Personal information
- Born: 1 July 1996 (age 30) Novorossiysk, Russia,

Chess career
- Country: Russia (until 2023) Montenegro (since 2023)
- Title: Grandmaster (2018)
- FIDE rating: 2565 (August 2026)
- Peak rating: 2610 (April 2019)

= Nikita Petrov (chess player) =

Russian chess grandmaster (born 1996)

Nikita Petrov (Montenegrin: Никита Петров, Russian: Никита Петров, born 1 July 1996) is a Russian chess player who represents Montenegro. He was awarded the title of Grandmaster by FIDE in 2018.

Together with 43 other Russian chess players, Petrov signed an open letter to Russian president Vladimir Putin, protesting against the 2022 Russian invasion of Ukraine and expressing solidarity with the Ukrainian people.

==Career==
In 2016, Petrov won the 38th International Chess Festival Città di Arco Open A with 8 out of 9, and again in 2017 and 2019 with the same score.
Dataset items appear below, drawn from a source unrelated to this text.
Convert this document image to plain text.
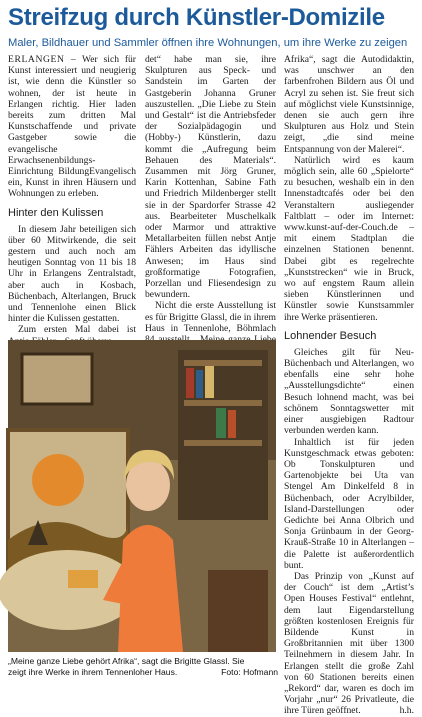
Streifzug durch Künstler-Domizile
Maler, Bildhauer und Sammler öffnen ihre Wohnungen, um ihre Werke zu zeigen

ERLANGEN – Wer sich für Kunst interessiert und neugierig ist, wie denn die Künstler so wohnen, der ist heute in Erlangen richtig. Hier laden bereits zum dritten Mal Kunstschaffende und private Gastgeber sowie die evangelische Erwachsenenbildungs-Einrichtung BildungEvangelisch ein, Kunst in ihren Häusern und Wohnungen zu erleben.

Hinter den Kulissen

In diesem Jahr beteiligen sich über 60 Mitwirkende, die seit gestern und auch noch am heutigen Sonntag von 11 bis 18 Uhr in Erlangens Zentralstadt, aber auch in Kosbach, Büchenbach, Alterlangen, Bruck und Tennenlohe einen Blick hinter die Kulissen gestatten.

Zum ersten Mal dabei ist

det“ habe man sie, ihre Skulpturen aus Speck- und Sandstein im Garten der Gastgeberin Johanna Gruner auszustellen. „Die Liebe zu Stein und Gestalt“ ist die Antriebsfeder der Sozialpädagogin und (Hobby-) Künstlerin, dazu kommt die „Aufregung beim Behauen des Materials“. Zusammen mit Jörg Gruner, Karin Kottenhan, Sabine Fath und Friedrich Mildenberger stellt sie in der Spardorfer Strasse 42 aus. Bearbeiteter Muschelkalk oder Marmor und attraktive Metallarbeiten füllen nebst Antje Fählers Arbeiten das idyllische Anwesen; im Haus sind großformatige Fotografien, Porzellan und Fliesendesign zu bewundern.

Nicht die erste Ausstellung ist es für Brigitte Glassl, die in ihrem Haus in Tennenlohe, Böhmlach

Afrika“, sagt die Autodidaktin, was unschwer an den farbenfrohen Bildern aus Öl und Acryl zu sehen ist. Sie freut sich auf möglichst viele Kunstsinnige, denen sie auch gern ihre Skulpturen aus Holz und Stein zeigt, „die sind meine Entspannung von der Malerei“.

Natürlich wird es kaum möglich sein, alle 60 „Spielorte“ zu besuchen, weshalb ein in den Innenstadtcafés oder bei den Veranstaltern ausliegender Faltblatt – oder im Internet: www.kunst-auf-der-Couch.de – mit einem Stadtplan die einzelnen Stationen benennt. Dabei gibt es regelrechte „Kunststrecken“ wie in Bruck, wo auf engstem Raum allein sieben Künstlerinnen und Künstler sowie Kunstsammler ihre Werke präsentieren.

Lohnender Besuch

Gleiches gilt für Neu-Büchenbach und Alterlangen, wo ebenfalls eine sehr hohe „Ausstellungsdichte“ einen Besuch lohnend macht, was bei schönem Sonntagswetter mit einer ausgiebigen Radtour verbunden werden kann.

Inhaltlich ist für jeden Kunstgeschmack etwas geboten: Ob Tonskulpturen und Gartenobjekte bei Uta van Stengel Am Dinkelfeld 8 in Büchenbach, oder Acrylbilder, Island-Darstellungen oder Gedichte bei Anna Olbrich und Sonja Grünbaum in der Georg-Krauß-Straße 10 in Alterlangen – die Palette ist außerordentlich bunt.

Das Prinzip von „Kunst auf der Couch“ ist dem „Artist’s Open Houses Festival“ entlehnt, dem laut Eigendarstellung größten kostenlosen Ereignis für Bildende Kunst in Großbritannien mit über 1300 Teilnehmern in diesem Jahr. In Erlangen stellt die große Zahl von 60 Stationen bereits einen „Rekord“ dar, waren es doch im Vorjahr „nur“ 26 Privatleute, die ihre Türen geöffnet.	h.h.

„Meine ganze Liebe gehört Afrika“, sagt die Brigitte Glassl. Sie
zeigt ihre Werke in ihrem Tennenloher Haus.	Foto: Hofmann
In 2019, he scored 7.5 out of 11, finishing in 17th place, at the European Individual Chess Championship, which qualified him for the Chess World Cup 2019, where he was defeated by Evgeny Tomashevsky in the first round. In the 6th Arica Open in 2019 he tied 2nd-8th place with Jose Eduardo Martinez Alcantara, Deivy Vera Siguenas, Renato R. Quintiliano Pinto, Cristobal Henriquez Villagra, Salvador Alonso, and Diego Saul Rod Flores Quillas.

In the 2021 Tuapse Open, he tied 2nd-4th place with Boris Grachev and Dmitry Kryakvin. In 2021 Petrov won the 17th Ugra Governor`s Cup in Khanty-Mansiysk ahead of Dmitry Kokarev and Daniil Lintchevski.

In 2024, Petrov won the national championship of Montenegro in Podgorica, scoring 9 out of 11 and edging Nikola Djukić on tiebreaks.